TL;DR for blue teams: Using the simple MDE query provided in this article, various Windows privilege escalations to SYSTEM can be detected.

TL;DR for red teams: Certain privilege escalation techniques are easier to detect than you might think. Think twice before using an exploit to escalate to SYSTEM, especially if child processes are spawned.

The most commonly used technique for running commands as SYSTEM is using PsExec or creating a service. These techniques are extensively covered by out-of-the-box detection rules in security products such as MDE.

However, there are also other techniques that allow a more direct escalation to SYSTEM which are not always detected as malicious. Examples of these techniques are abusing access privileges such as SeImpersonatePrivilege and stealing process tokens from other processes.

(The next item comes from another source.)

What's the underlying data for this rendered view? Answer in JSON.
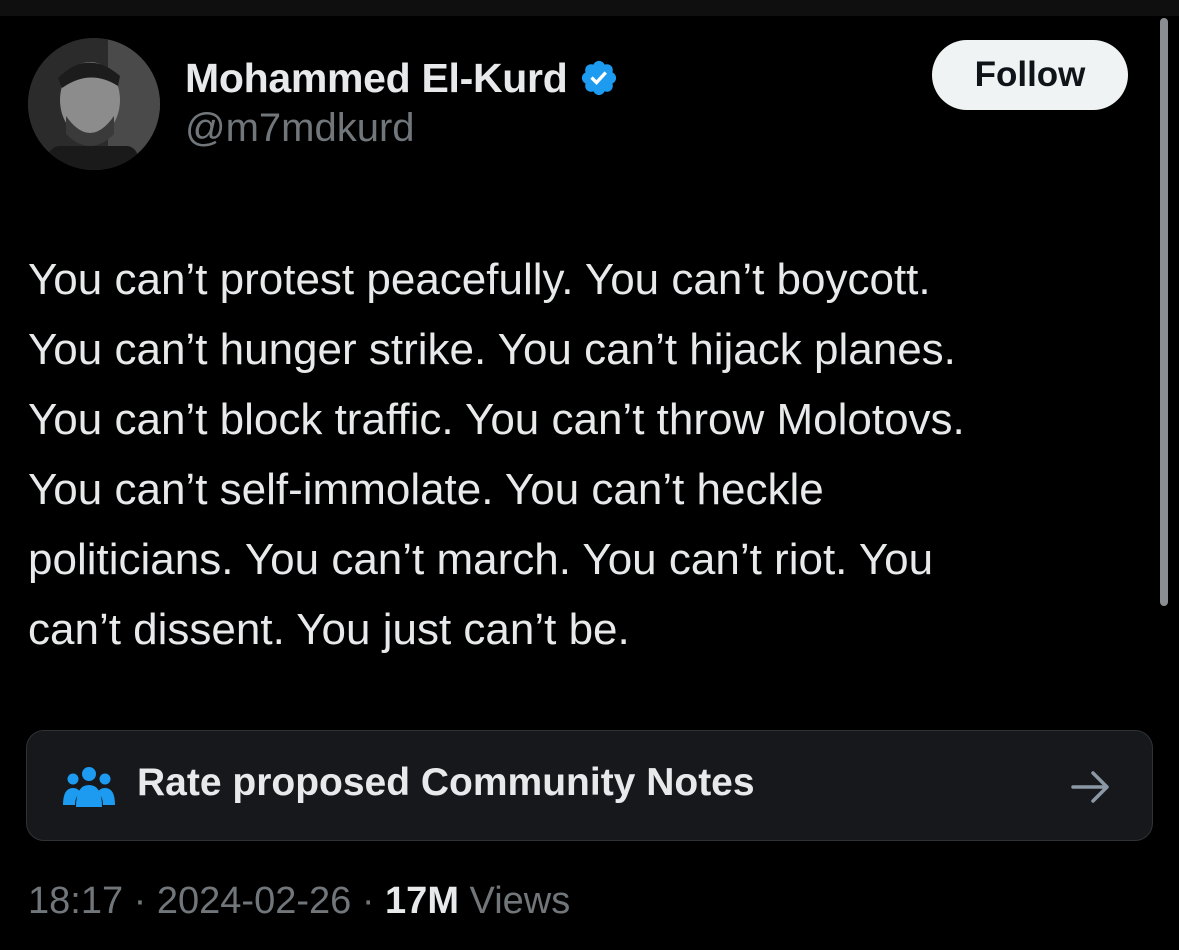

When researching these techniques we came up with an MDE detection rule that is so simple we can include it right here in the blog post:

DeviceProcessEvents
| where AccountSid == "S-1-5-18" // Sid for SYSTEM
| where not(InitiatingProcessAccountSid == AccountSid)
| where not(isempty(InitiatingProcessAccountSid))
| where InitiatingProcessIntegrityLevel != "System"
| where not(AdditionalFields contains "InitiatingProcessPosixSessionId") // Exclude POSIX events
| project-reorder Timestamp, DeviceName, FileName, InitiatingProcessCommandLine

The idea of the rule is to focus on the outcome of the privilege escalation, rather than the mechanism by which this outcome was achieved. The rule searches for processes that run as SYSTEM that were created from a process that was not running as SYSTEM.

When running this in our own lab environments we noticed this rule can identify various SYSTEM privilege escalation methods, for example:

  • Abuse of SeImpersonatePrivilege by offensive tools such as PrintSpoofer.
  • Stealing of process tokens from other processes by offensive tools such as PPLDump and PowerSploit Get-System.
  • The CobaltStrike Beacon GetSystem command is detected once a sub-process is spawned from the elevated beacon session.
  • Privilege escalation exploits for vulnerabilities such as CVE-2021–1732 could potentially be detected because they also spawn processes as SYSTEM from unprivileged processes.

What is interesting is that this rule also detects a number of tools that can escalate their privileges to SYSTEM which are not directly considered offensive tools:

  • The NirCmd tool from the famous NirSoft collection of tools provides a runassystem command that can escalate privileges to SYSTEM and execute a command.
  • There are some remote access tools such as TeamViewer and AnyDesk that use similar methods to escalate their privileges. This did not really come as a surprise since these tools often show up in results of our detection queries, due to the fact that these tools often use techniques very similar to techniques used by malware and offensive tools.

Hopefully this article shows that not all detections have to be complex KQL queries consisting of hundreds of lines of code, and that some simple detections can also be useful in detecting attacks.